La fête de Noël fait souvent irruption dans notre quotidien, sans que nous ayons pris le temps de nous y préparer. Noël est la fête de la patience récompensée, de la gratuité d’un amour venu à nous. Noël, c’est le temps où l’on peut prendre conscience que le don est l’essentiel de notre vie.

Pour beaucoup de nos contemporains, Noël est avant tout une fête de famille et non une fête religieuse. Chacun a sans doute parcouru les villes débordantes de monde à la recherche du cadeau à offrir. Trouver le cadeau idoine qui fera plaisir à la grande tante ou au petit frère qui à tout.

Ne pourrions-nous pas plutôt réfléchir à ceux qui n’ont pas abondance de biens et s’efforce à offrir qu’une petite chose à Noël ? Il ne s’agit pas d’offrir beaucoup, de dépenser de grosses sommes d’argent mais d’essayer, par notre attitude, notre présence de dire quelque chose de l’amour, de l’affection, de l’intérêt que l’on porte à la personne à qui l’on offre un présent. Le plus beau cadeau que l’on puisse lui offrir, ne serait-ce pas que nous puissions pleinement être disponibles à la rencontre avec lui, à découvrir sa beauté intérieure ?

Entrer dans la dynamique du don

Cette fête de Noël doit nous aider à essayer d’éradiquer de notre cœur tout ce qui est puissance, autoritarisme et tout ce qui peut nous conduire à l’égoïsme. Notre société met en avant le chacun pour soi et oublie le chacun pour tous. Le chrétien doit lutter de toutes ses forces contre cette tentation. Il est invité au respect bienveillant avec chacun et surtout le plus fragile, celui qui n’a pas de grands moyens pour se défendre.

Le Père a choisi de donner son fils aux Hommes dans l’humilité de la crèche, rejeté de toutes les auberges. Notre Dieu rejette tout ce qui est puissance à la manière des Hommes. Sa force réside dans la douceur de son Amour. Cet Amour qui l’a conduit à offrir son propre fils pour chacun de nous.
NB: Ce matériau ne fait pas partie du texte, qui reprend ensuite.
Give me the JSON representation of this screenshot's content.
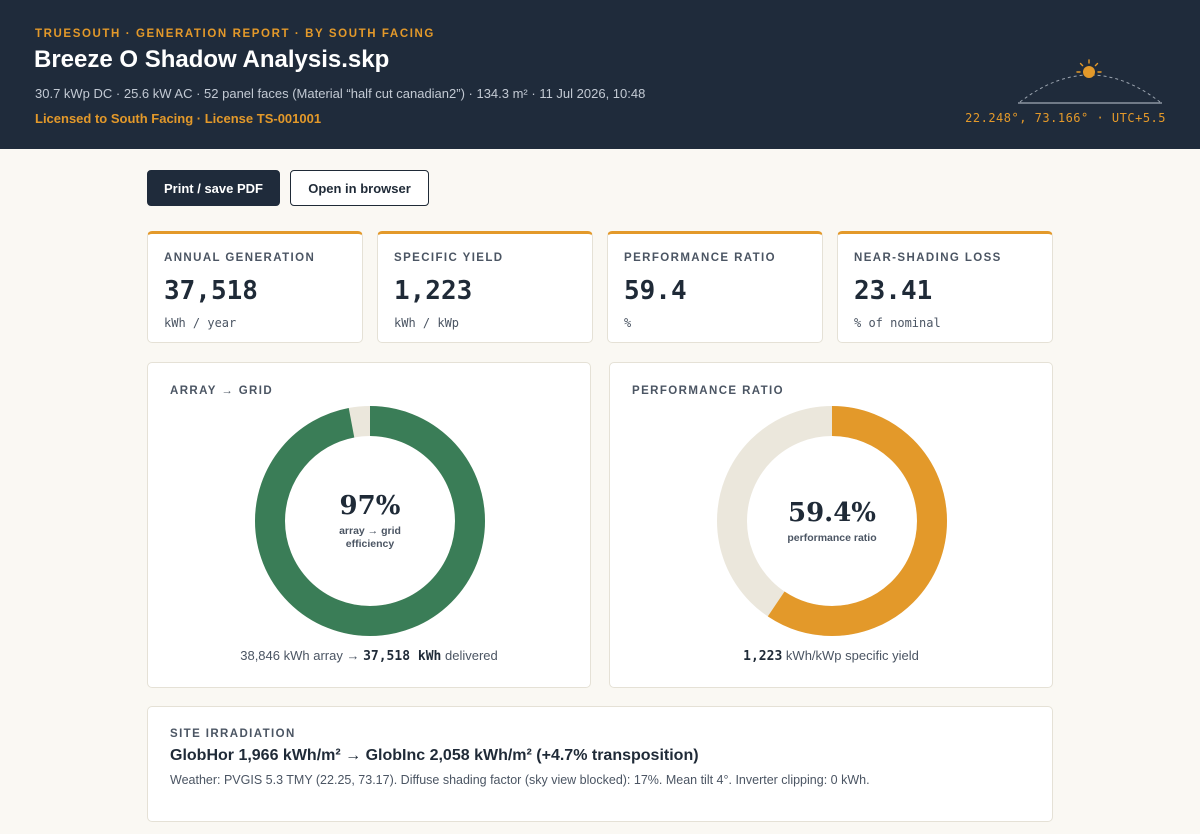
{
  "header": {
    "eyebrow": "TRUESOUTH · GENERATION REPORT · BY SOUTH FACING",
    "title": "Breeze O Shadow Analysis.skp",
    "meta": "30.7 kWp DC · 25.6 kW AC · 52 panel faces (Material “half cut canadian2”) · 134.3 m² · 11 Jul 2026, 10:48",
    "license": "Licensed to South Facing · License TS-001001",
    "coords": "22.248°, 73.166° · UTC+5.5",
    "sun_icon": "sun-arc-icon"
  },
  "actions": {
    "print_label": "Print / save PDF",
    "open_label": "Open in browser"
  },
  "kpis": [
    {
      "label": "ANNUAL GENERATION",
      "value": "37,518",
      "unit": "kWh / year"
    },
    {
      "label": "SPECIFIC YIELD",
      "value": "1,223",
      "unit": "kWh / kWp"
    },
    {
      "label": "PERFORMANCE RATIO",
      "value": "59.4",
      "unit": "%"
    },
    {
      "label": "NEAR-SHADING LOSS",
      "value": "23.41",
      "unit": "% of nominal"
    }
  ],
  "array_grid": {
    "label": "ARRAY → GRID",
    "percent": 97,
    "value_text": "97%",
    "sub": "array → grid efficiency",
    "foot_array": "38,846 kWh array →",
    "foot_delivered": "37,518 kWh",
    "foot_suffix": "delivered",
    "color": "#3a7d57",
    "track_color": "#ebe7dc"
  },
  "performance": {
    "label": "PERFORMANCE RATIO",
    "percent": 59.4,
    "value_text": "59.4%",
    "sub": "performance ratio",
    "foot_value": "1,223",
    "foot_suffix": "kWh/kWp specific yield",
    "color": "#e3992a",
    "track_color": "#ebe7dc"
  },
  "site": {
    "label": "SITE IRRADIATION",
    "headline": "GlobHor 1,966 kWh/m² → GlobInc 2,058 kWh/m² (+4.7% transposition)",
    "detail": "Weather: PVGIS 5.3 TMY (22.25, 73.17). Diffuse shading factor (sky view blocked): 17%. Mean tilt 4°. Inverter clipping: 0 kWh."
  },
  "colors": {
    "accent": "#e3992a",
    "header_bg": "#1f2b3b",
    "green": "#3a7d57"
  }
}
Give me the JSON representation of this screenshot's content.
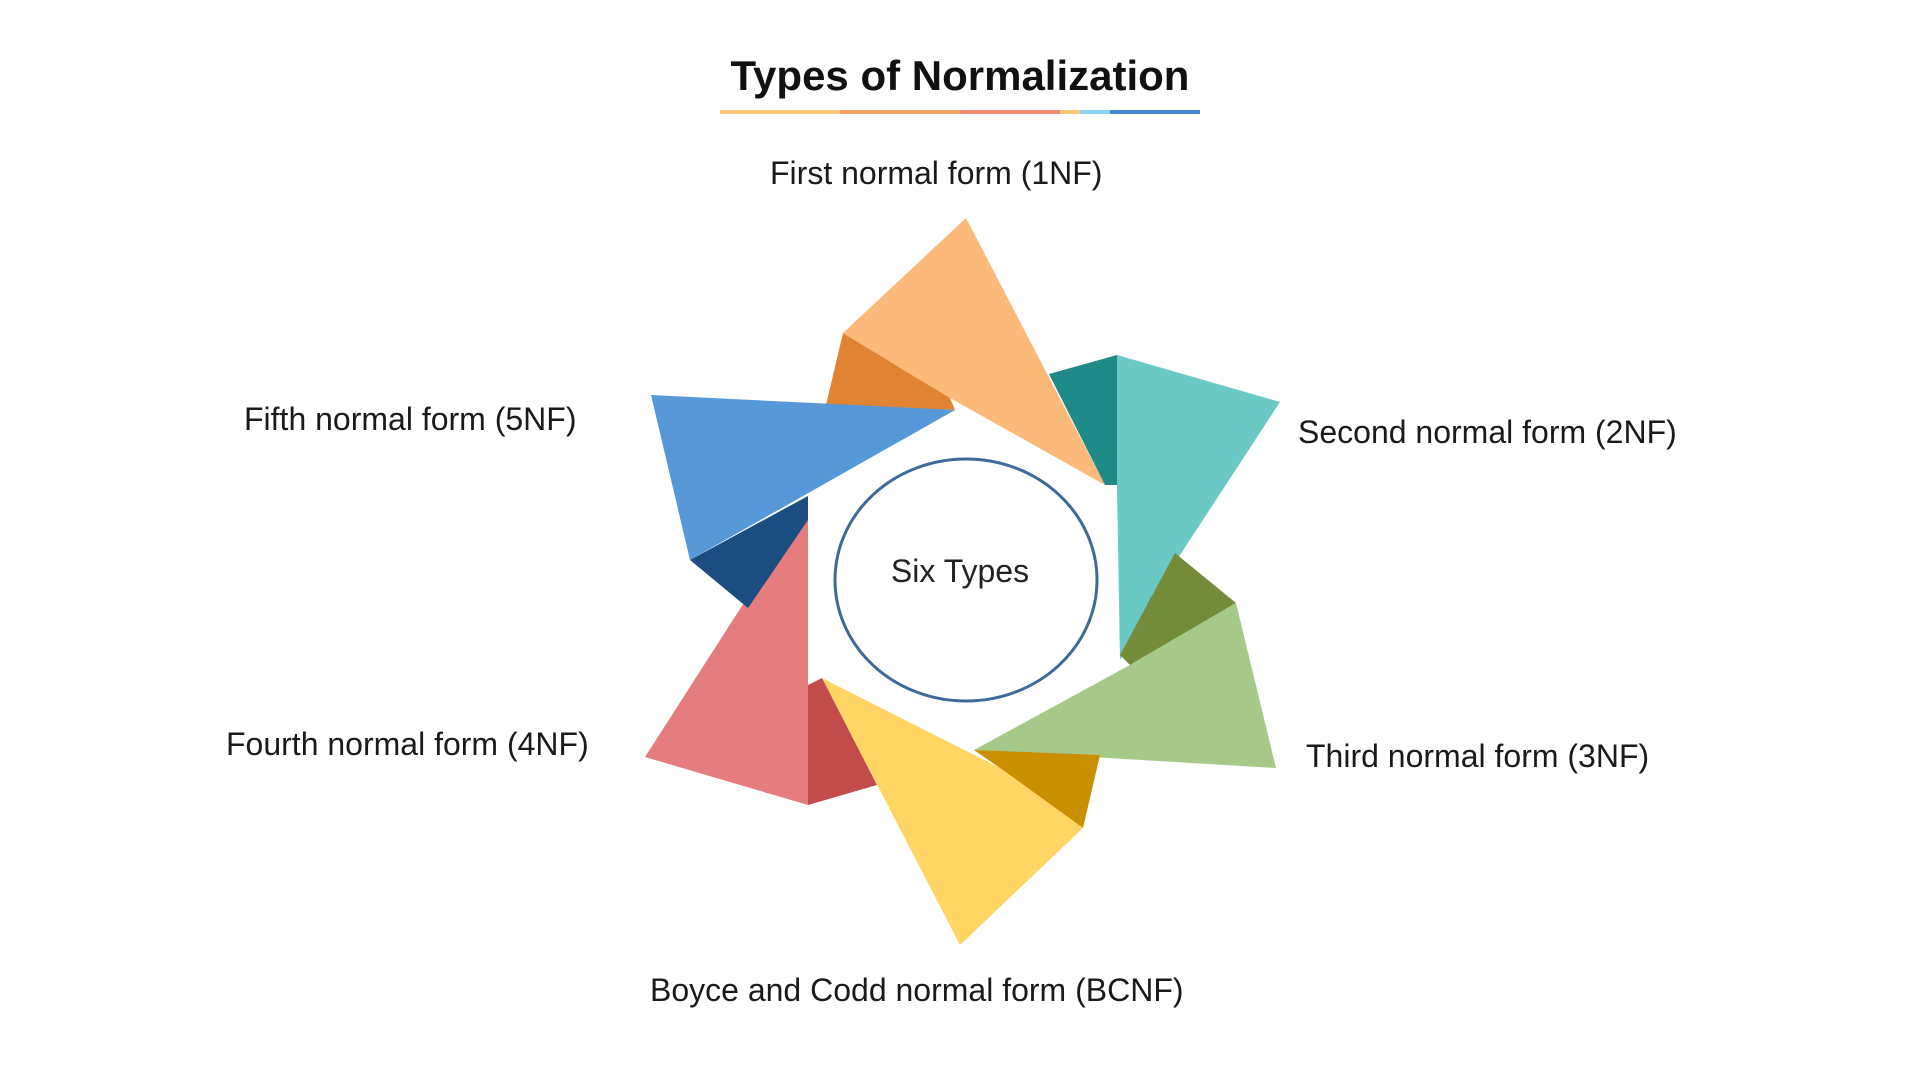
{
  "title": "Types of Normalization",
  "center_label": "Six Types",
  "types": [
    {
      "label": "First normal form (1NF)",
      "color": "#FBBA7A",
      "dark": "#E08433"
    },
    {
      "label": "Second normal form (2NF)",
      "color": "#6AC9C4",
      "dark": "#1F8A88"
    },
    {
      "label": "Third normal form (3NF)",
      "color": "#A6C98A",
      "dark": "#748C3A"
    },
    {
      "label": "Boyce and Codd normal form (BCNF)",
      "color": "#FFD563",
      "dark": "#C98F00"
    },
    {
      "label": "Fourth normal form (4NF)",
      "color": "#E57C7E",
      "dark": "#C14C4A"
    },
    {
      "label": "Fifth normal form (5NF)",
      "color": "#5698D8",
      "dark": "#1C4D80"
    }
  ],
  "underline_colors": [
    "#FBC877",
    "#F8A35E",
    "#F08A78",
    "#FBC877",
    "#8ED1F0",
    "#3E86C6"
  ]
}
Découvrir la joie d’être aimé

Même à Noël, les visages de nos contemporains ont l’air triste et préoccupé. Bien sûr, il y a beaucoup de bonnes raisons pour être inquiets et tourmentés. Notre monde ne va pas forcément au mieux et beaucoup s’interrogent, avec pertinence, sur l’avenir. A Noël, nous devrions pouvoir être capables de nous laisser dépasser ce quotidien, le temps d’une journée, pour nous ouvrir à la joie. Cette joie que nous avons d’être considéré comme aimables car nous ne serons pas seul ce jour-là. Cette joie de nous savoir rejoints par Dieu qui veut notre bonheur. Ce bonheur consiste d’abord à le recevoir comme le Sauveur, celui qui me met debout et me considère comme digne d’intérêt. A Noël, Dieu configure son fils à l’image des hommes, hormis le pêché. Nous devenons ainsi des fils de Dieu et par conséquent entrons dans la joie du Père. Noël, avant d’être une fête de l’abondance de biens, de cadeaux en toutes sortes, doit être celle de l’abondance de considération, de la présence gratuite de l’autre pour l’autre.